Foreign Cadets Observe China’s Poverty Alleviation

In 2020, more than 50 cadets from 30 countries under training in China Army Logistics University (ALU) paid a visit to the Zhongling Village in Chongqing Municipality in southwestern China. This village, surrounded by high mountains and deep valleys, began to fight poverty with the help of ALU from 2017. After feasibility study, ALU found that the unique natural resource of village is very suitable for beekeeping. The local government provided infrastructures such as road building and internet access and ALU sent experts in finance, economics and agriculture. With the help of the army and the local government, the village established an enterprise, created their own honey brand, and achieved annual income of 540,000 yuan in 2019.

The moving story of poverty alleviation aroused great interest among the foreign cadets.

“The army under the leadership of CPC is devoted to serving the people, and China’s targeted poverty alleviation policy is worth studying,” said Major Kasturi Mudiyanselag Salman Felicien, from Sri Lanka.

“China is an active contributor to world poverty reduction, and African countries can learn from China’s experience,” wrote Lieutenant Ndavana Fabiola Keisha, from Gabon, in his notebook after the trip.

The “Winning Formula”

Some experts decode the “winning formula” in China’s anti-poverty fight as “5Ds”: Determined Leadership, Detailed Blueprint, Development Oriented, Data-based Governance and Decentralized Delivery.

With the common goal of eliminating extreme poverty, several generations of Chinese leaderships have drawn strategic blueprints and led the nation in successive struggles, which ensured policy continuity and spurred the entire country to work together toward a unified goal.

Meanwhile, China has long prioritized economic development in its war on poverty, which is combined with proactive, precise poverty reduction practices that directly pass on the benefits of economic development to every poor household and eliminate poverty completely.

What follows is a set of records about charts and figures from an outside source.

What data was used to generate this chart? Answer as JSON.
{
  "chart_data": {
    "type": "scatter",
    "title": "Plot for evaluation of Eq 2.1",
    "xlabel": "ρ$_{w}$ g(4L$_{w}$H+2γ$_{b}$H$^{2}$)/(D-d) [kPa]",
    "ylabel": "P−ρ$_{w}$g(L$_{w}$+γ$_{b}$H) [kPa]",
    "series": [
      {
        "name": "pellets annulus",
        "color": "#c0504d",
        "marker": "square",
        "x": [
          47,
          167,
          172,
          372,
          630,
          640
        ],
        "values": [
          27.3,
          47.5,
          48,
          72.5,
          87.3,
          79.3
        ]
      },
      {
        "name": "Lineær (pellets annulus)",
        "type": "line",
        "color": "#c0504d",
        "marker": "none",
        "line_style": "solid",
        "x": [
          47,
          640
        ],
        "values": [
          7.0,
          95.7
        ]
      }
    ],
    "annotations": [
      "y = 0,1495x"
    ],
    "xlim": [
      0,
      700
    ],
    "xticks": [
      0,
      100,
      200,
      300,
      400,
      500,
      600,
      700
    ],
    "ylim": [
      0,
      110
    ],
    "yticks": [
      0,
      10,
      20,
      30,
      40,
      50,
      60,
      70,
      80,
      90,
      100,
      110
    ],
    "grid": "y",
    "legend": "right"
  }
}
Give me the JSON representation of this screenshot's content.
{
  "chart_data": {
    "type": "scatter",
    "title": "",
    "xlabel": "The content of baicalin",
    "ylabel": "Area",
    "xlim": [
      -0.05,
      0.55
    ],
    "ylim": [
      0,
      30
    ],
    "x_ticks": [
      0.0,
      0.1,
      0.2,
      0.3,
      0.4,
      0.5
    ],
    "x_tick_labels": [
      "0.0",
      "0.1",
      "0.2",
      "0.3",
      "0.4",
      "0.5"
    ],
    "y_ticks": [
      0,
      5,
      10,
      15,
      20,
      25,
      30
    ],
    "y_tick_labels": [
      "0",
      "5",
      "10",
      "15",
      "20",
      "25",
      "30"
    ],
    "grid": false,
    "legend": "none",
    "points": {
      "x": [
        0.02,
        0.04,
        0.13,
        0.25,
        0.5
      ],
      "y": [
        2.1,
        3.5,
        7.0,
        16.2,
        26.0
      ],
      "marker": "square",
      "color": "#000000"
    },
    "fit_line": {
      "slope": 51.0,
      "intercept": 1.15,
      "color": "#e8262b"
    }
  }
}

The PLA helping improve agricultural technology

The Chinese government has also attached particular importance to big data and the digital economy and emphasized the application of advanced digital management, which made China’s poverty alleviation success possible in a relatively short period of time.

Last but not least, a report attributed the effective implementation of poverty alleviation policies to the “decentralized” nature of China’s governance structure, featuring many improvisations at sub-national levels to implement national policies.

In China’s war on poverty, the PLA has played a unique and significant role, as whose motto is to serve the people whole-heartedly. They are part of the joint efforts to ensure that on the road to prosperity, no one will be left behind.